HICKS: The biggest mistakes are they foresee this as just another regulation, another checklist. As a result, they feel like they can just whip something up overnight just to satisfy compliance, to wave their hand and say, "Hey, I'm HIPAA compliant." The truth of the matter is it's really something that can't be done overnight. It takes a lot of planning; it takes a lot of understanding of what the requirements are. For implementation, obviously it's required by HIPAA and should be done, a fluid process all the way through the compliance deadline. They need to satisfy the requirements and understand what they are, how to best implement them and identify the proper controls.
Steps to Improve HIPAA Compliance
MCGEE: What other steps can business associates take to improve their overall HIPAA compliance moving forward?
HICKS: They definitely need to get an understanding of what the regulations are. They need to identify a roadmap for closing gaps, for assessing their risk levels and identifying and understanding all their data flows and where the data resides in their systems. After they do that, then they can really begin to start targeting the proper controls that should be in place to satisfy the requirements and ultimately reduce the risks of those different areas.
Tips for Covered Entities
MCGEE: What do you think covered entities should know about business associates and HIPAA Omnibus compliance that they may be otherwise overlooking when it comes to these vendors?
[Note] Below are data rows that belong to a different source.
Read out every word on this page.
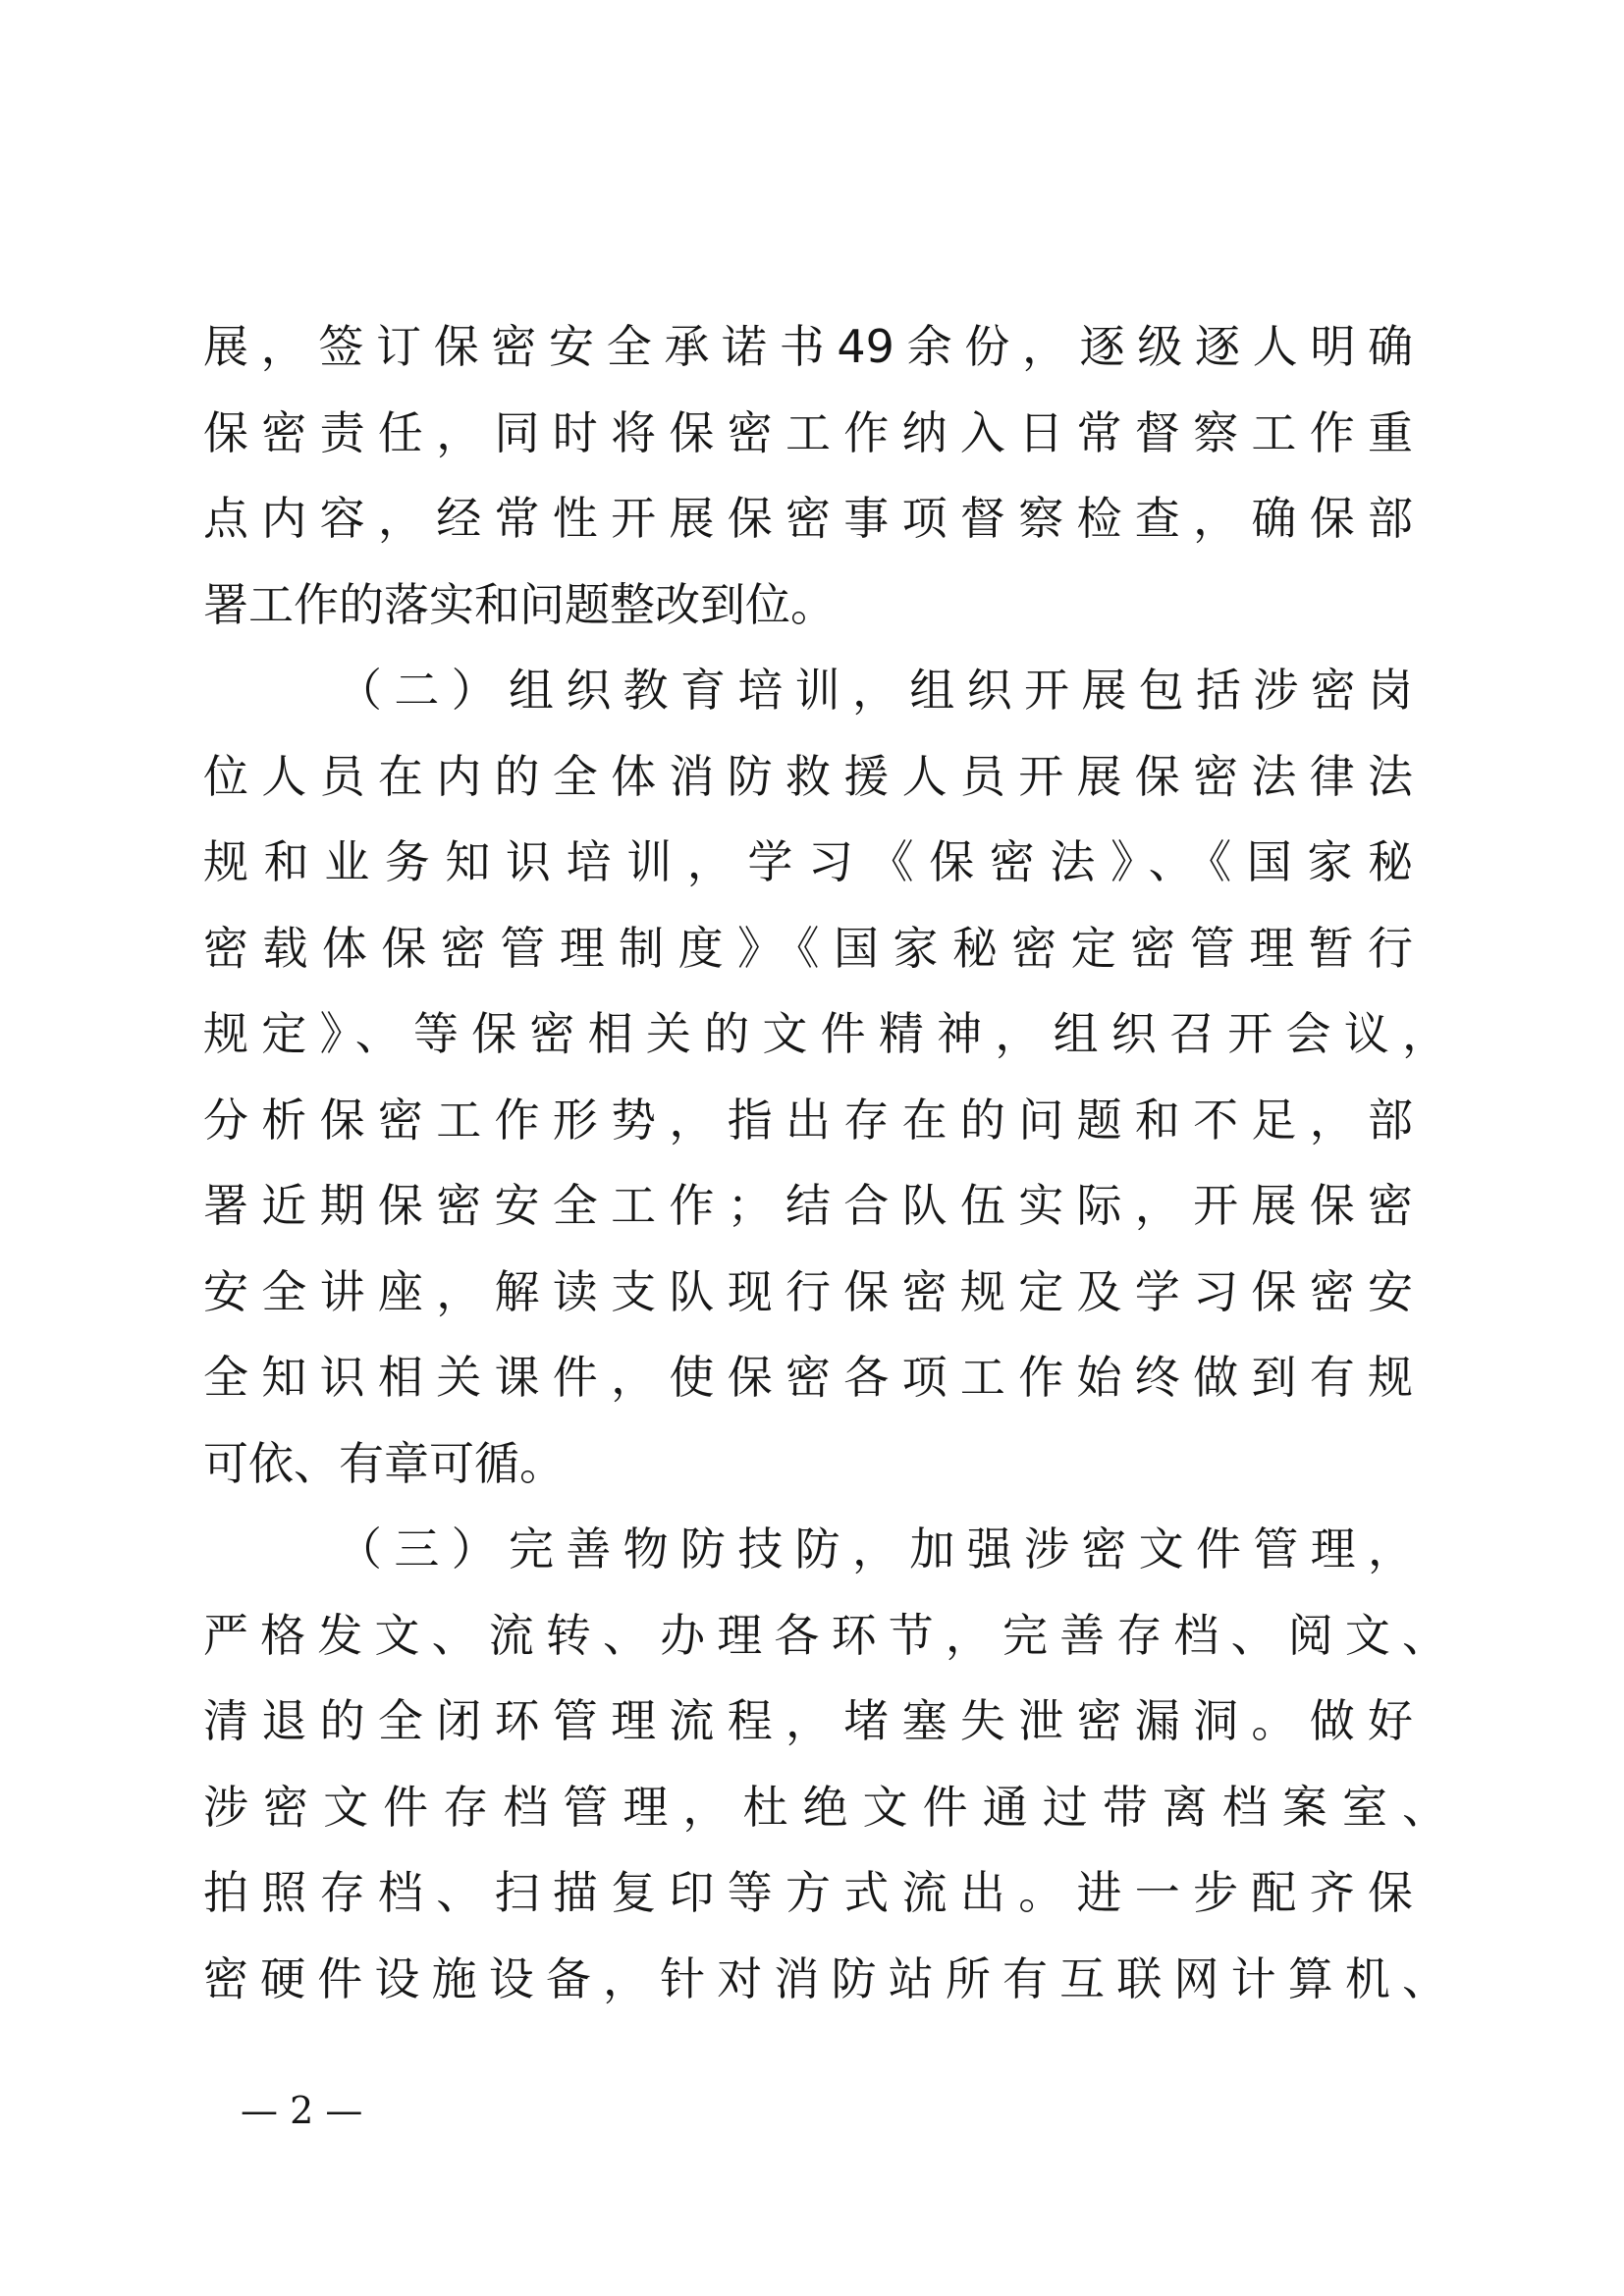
展，签订保密安全承诺书49余份，逐级逐人明确
保密责任，同时将保密工作纳入日常督察工作重
点内容，经常性开展保密事项督察检查，确保部
署工作的落实和问题整改到位。
（二）组织教育培训，组织开展包括涉密岗
位人员在内的全体消防救援人员开展保密法律法
规和业务知识培训，学习《保密法》、《国家秘
密载体保密管理制度》《国家秘密定密管理暂行
规定》、等保密相关的文件精神，组织召开会议，
分析保密工作形势，指出存在的问题和不足，部
署近期保密安全工作；结合队伍实际，开展保密
安全讲座，解读支队现行保密规定及学习保密安
全知识相关课件，使保密各项工作始终做到有规
可依、有章可循。
（三）完善物防技防，加强涉密文件管理，
严格发文、流转、办理各环节，完善存档、阅文、
清退的全闭环管理流程，堵塞失泄密漏洞。做好
涉密文件存档管理，杜绝文件通过带离档案室、
拍照存档、扫描复印等方式流出。进一步配齐保
密硬件设施设备，针对消防站所有互联网计算机、
— 2 —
HICKS: I would say that covered entities under Omnibus absolutely have the right to understand their business associates' compliance efforts. There's a couple of ways they can do this. One is they could require BAs to answer questions as part of a vendor management tool so the CE can really understand and engage their overall compliance posture. The second would be that CEs could require BAs to complete third-party assessments and do internal reporting, various different activities to help the CE feel comfortable with the overall level of risk with their data that's at the BA's location.
Slow to Acknowledge HIPAA
MCGEE: Were there any other surprising findings that you saw in the survey?
HICKS: The biggest thing is that BAs and subcontractors are fairly slow to acknowledge HIPAA. They're fairly slow to understand that they're required to comply. I expect to see the same kind of transition that we saw when the HIPAA security rule initially came out. Many organizations didn't jump on the bandwagon and say, "We absolutely have to comply with this." They were very slow to transition. It took the enforcement of penalties and fines to get everybody up-to-speed with what the requirements are and that OCR is serious in terms of compliance and enforcement.
MCGEE: Any final advice for business associates, as well as their subcontractors and covered entities, regarding HIPAA Omnibus?
HICKS: They shouldn't take HIPAA lightly. Compliance is not a flip of a switch kind of activity. They shouldn't take it lightly. Ultimately, implementing a good, solid HIPAA security program that's able to respond to increased risk levels and changes in the organization helps them satisfy the requirements and compliance forward-looking.